Dr. Alberto Broniscer received the study medication from AstraZeneca. All other authors declare that they have no conflict of interest.

Figures

Figure 1
Figure 1
T2*-GRE and SWI images that were used for data evaluation. T2*-GRE images included magnitude (a) and phase (b) images; SWI included magnitude (c), phase (d), SWI (e) and minimum intensity projection images (f). For both sequences, the image quality was rated as slight susceptibility artifacts or image deformity without interference.
Figure 2
Figure 2
Cumulative incidence of hemorrhagic lesions in patients who showed a marked nonlinear increase in the number of hemorrhagic lesions during the course of the disease. Results of T2*-GRE scans are displayed in red and those of SWI in black (R1 solid lines, R2 dashed lines). The gray vertical lines represent the time interval of cRT, and the red vertical line the point when the patient was taken off the study.

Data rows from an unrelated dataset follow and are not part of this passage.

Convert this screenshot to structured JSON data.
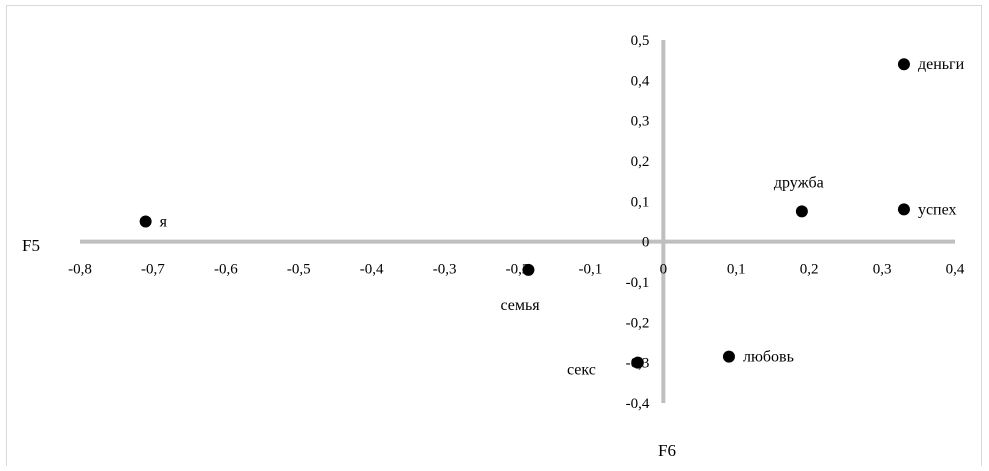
{
  "chart_data": {
    "type": "scatter",
    "xlabel": "F5",
    "ylabel": "F6",
    "xlim": [
      -0.8,
      0.4
    ],
    "ylim": [
      -0.4,
      0.5
    ],
    "x_ticks": [
      "-0,8",
      "-0,7",
      "-0,6",
      "-0,5",
      "-0,4",
      "-0,3",
      "-0,2",
      "-0,1",
      "0",
      "0,1",
      "0,2",
      "0,3",
      "0,4"
    ],
    "y_ticks": [
      "0,5",
      "0,4",
      "0,3",
      "0,2",
      "0,1",
      "0",
      "-0,1",
      "-0,2",
      "-0,3",
      "-0,4"
    ],
    "grid": false,
    "legend": "none",
    "axis_color": "#bfbfbf",
    "point_color": "#000000",
    "points": [
      {
        "label": "я",
        "x": -0.71,
        "y": 0.05,
        "label_pos": "right"
      },
      {
        "label": "деньги",
        "x": 0.33,
        "y": 0.44,
        "label_pos": "right"
      },
      {
        "label": "дружба",
        "x": 0.19,
        "y": 0.075,
        "label_pos": "above"
      },
      {
        "label": "успех",
        "x": 0.33,
        "y": 0.08,
        "label_pos": "right"
      },
      {
        "label": "семья",
        "x": -0.185,
        "y": -0.07,
        "label_pos": "below-left"
      },
      {
        "label": "секс",
        "x": -0.035,
        "y": -0.3,
        "label_pos": "left"
      },
      {
        "label": "любовь",
        "x": 0.09,
        "y": -0.285,
        "label_pos": "right"
      }
    ]
  }
}
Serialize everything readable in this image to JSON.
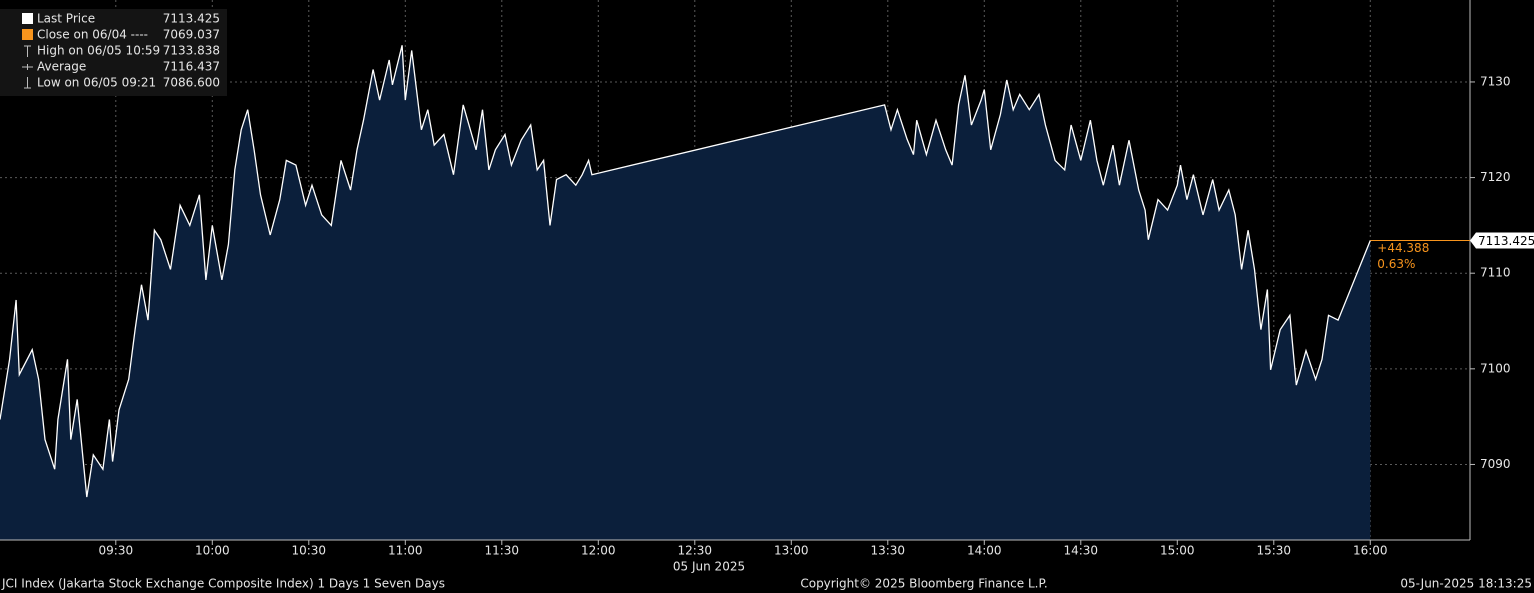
{
  "chart_data": {
    "type": "area",
    "x_label": "05 Jun 2025",
    "x": [
      "08:54",
      "08:57",
      "08:59",
      "09:00",
      "09:04",
      "09:06",
      "09:08",
      "09:11",
      "09:12",
      "09:15",
      "09:16",
      "09:18",
      "09:21",
      "09:23",
      "09:26",
      "09:28",
      "09:29",
      "09:31",
      "09:34",
      "09:36",
      "09:38",
      "09:40",
      "09:42",
      "09:44",
      "09:47",
      "09:50",
      "09:53",
      "09:56",
      "09:58",
      "10:00",
      "10:03",
      "10:05",
      "10:07",
      "10:09",
      "10:11",
      "10:13",
      "10:15",
      "10:18",
      "10:21",
      "10:23",
      "10:26",
      "10:29",
      "10:31",
      "10:34",
      "10:37",
      "10:40",
      "10:43",
      "10:45",
      "10:47",
      "10:50",
      "10:52",
      "10:55",
      "10:56",
      "10:59",
      "11:00",
      "11:02",
      "11:05",
      "11:07",
      "11:09",
      "11:12",
      "11:15",
      "11:18",
      "11:22",
      "11:24",
      "11:26",
      "11:28",
      "11:31",
      "11:33",
      "11:36",
      "11:39",
      "11:41",
      "11:43",
      "11:45",
      "11:47",
      "11:50",
      "11:53",
      "11:55",
      "11:57",
      "11:58",
      "13:29",
      "13:31",
      "13:33",
      "13:36",
      "13:38",
      "13:39",
      "13:42",
      "13:45",
      "13:48",
      "13:50",
      "13:52",
      "13:54",
      "13:56",
      "13:59",
      "14:00",
      "14:02",
      "14:05",
      "14:07",
      "14:09",
      "14:11",
      "14:14",
      "14:17",
      "14:19",
      "14:22",
      "14:25",
      "14:27",
      "14:30",
      "14:33",
      "14:35",
      "14:37",
      "14:40",
      "14:42",
      "14:45",
      "14:48",
      "14:50",
      "14:51",
      "14:54",
      "14:57",
      "15:00",
      "15:01",
      "15:03",
      "15:05",
      "15:08",
      "15:11",
      "15:13",
      "15:16",
      "15:18",
      "15:20",
      "15:22",
      "15:24",
      "15:26",
      "15:28",
      "15:29",
      "15:32",
      "15:35",
      "15:37",
      "15:40",
      "15:43",
      "15:45",
      "15:47",
      "15:50",
      "16:00"
    ],
    "series": [
      {
        "name": "Last Price",
        "legend_value": "7113.425",
        "color": "#ffffff",
        "fill": "#0b1f3b",
        "values": [
          7094.7,
          7101.0,
          7107.2,
          7099.4,
          7102.0,
          7098.9,
          7092.6,
          7089.5,
          7094.7,
          7101.0,
          7092.6,
          7096.8,
          7086.6,
          7091.0,
          7089.5,
          7094.7,
          7090.3,
          7095.7,
          7098.9,
          7104.1,
          7108.8,
          7105.1,
          7114.5,
          7113.5,
          7110.4,
          7117.1,
          7115.0,
          7118.2,
          7109.3,
          7115.0,
          7109.3,
          7113.0,
          7120.8,
          7125.0,
          7127.1,
          7122.9,
          7118.2,
          7114.0,
          7117.7,
          7121.8,
          7121.3,
          7117.1,
          7119.2,
          7116.1,
          7115.0,
          7121.8,
          7118.7,
          7122.9,
          7126.0,
          7131.3,
          7128.1,
          7132.3,
          7129.7,
          7133.838,
          7128.1,
          7133.3,
          7125.0,
          7127.1,
          7123.4,
          7124.5,
          7120.3,
          7127.6,
          7122.9,
          7127.1,
          7120.8,
          7122.9,
          7124.5,
          7121.3,
          7123.9,
          7125.5,
          7120.8,
          7121.8,
          7115.0,
          7119.8,
          7120.3,
          7119.2,
          7120.3,
          7121.8,
          7120.3,
          7127.6,
          7125.0,
          7127.1,
          7124.0,
          7122.4,
          7126.0,
          7122.4,
          7126.0,
          7122.9,
          7121.3,
          7127.6,
          7130.7,
          7125.5,
          7128.1,
          7129.2,
          7122.9,
          7126.6,
          7130.2,
          7127.1,
          7128.7,
          7127.1,
          7128.7,
          7125.5,
          7121.8,
          7120.8,
          7125.5,
          7121.8,
          7126.0,
          7121.8,
          7119.2,
          7123.4,
          7119.2,
          7123.9,
          7118.7,
          7116.6,
          7113.5,
          7117.7,
          7116.6,
          7119.2,
          7121.3,
          7117.7,
          7120.3,
          7116.1,
          7119.8,
          7116.6,
          7118.7,
          7116.1,
          7110.4,
          7114.5,
          7110.4,
          7104.1,
          7108.3,
          7099.9,
          7104.1,
          7105.6,
          7098.3,
          7101.9,
          7098.9,
          7101.0,
          7105.6,
          7105.1,
          7113.425
        ]
      }
    ],
    "legend_extra": [
      {
        "name": "Close on 06/04 ----",
        "value": "7069.037",
        "color": "#f7941d"
      },
      {
        "name": "High on 06/05 10:59",
        "value": "7133.838",
        "color": "#bbbbbb"
      },
      {
        "name": "Average",
        "value": "7116.437",
        "color": "#bbbbbb"
      },
      {
        "name": "Low on 06/05 09:21",
        "value": "7086.600",
        "color": "#bbbbbb"
      }
    ],
    "change": "+44.388",
    "change_pct": "0.63%",
    "change_color": "#f7941d",
    "xlim": [
      "08:54",
      "16:31"
    ],
    "xticks": [
      "09:30",
      "10:00",
      "10:30",
      "11:00",
      "11:30",
      "12:00",
      "12:30",
      "13:00",
      "13:30",
      "14:00",
      "14:30",
      "15:00",
      "15:30",
      "16:00"
    ],
    "ylim": [
      7082.1,
      7138.57
    ],
    "yticks": [
      7090,
      7100,
      7110,
      7120,
      7130
    ],
    "grid": true,
    "footer": {
      "left": "JCI Index (Jakarta Stock Exchange Composite Index) 1 Days 1 Seven Days",
      "center": "Copyright© 2025 Bloomberg Finance L.P.",
      "right": "05-Jun-2025 18:13:25"
    }
  }
}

The symbol # above the curves marks scans performed on a 1.5T scanner.
Figure 3
Figure 3
Number of hemorrhagic lesions identified by T2*-GRE and SWI (R1 black circles; R2 red stars). Each circle/star represents the lesion count by T2*-GRE and SWI of a single patient study.
Figure 4
Figure 4
Hemorrhage versus calcification. The two index lesions show identical signal properties on both T2*-GRE magnitude (a) and phase (b) images, suggesting hemorrhagic nature. The SWI magnitude image (c) allows better delineation of the lesions and the corresponding phase image (d) shows that the lesion within the ventral pons corresponds to a petechial hemorrhage, whereas the lesion within left posterolateral pons is likely a calcification because it exhibits a hyposignal (confirmed by CT).
Figure 5
Figure 5
Hemorrhage versus areas of necrosis. T2*-GRE magnitude (a) and phase (b) images suggest a hemorrhagic lesion within the ventral pons. On SWI magnitude (c), the hyposignal is less conspicuous and the corresponding phase image (d) does not show a hypersignal, which formally rules out the presence of deposits of magnetically susceptible substances within the lesion.
Figure 6
Figure 6
SWI images with the phase-encoding direction set from anterior to posterior. Flow artifacts from the basilar artery project directly onto the tumor area on the magnitude image (a) which may lead to misinterpretation. However, the phase image (b) does not show a corresponding hypersignal to indicate a true hemorrhage.
Figure 7
Figure 7
Hematoma versus cluster of petechial hemorrhages. T2*-GRE magnitude (a) and phase (b) images suggest a hematoma. SWI, magnitude (c) and phase (d) images reveal a cluster of petechial hemorrhages within an area of tumor necrosis.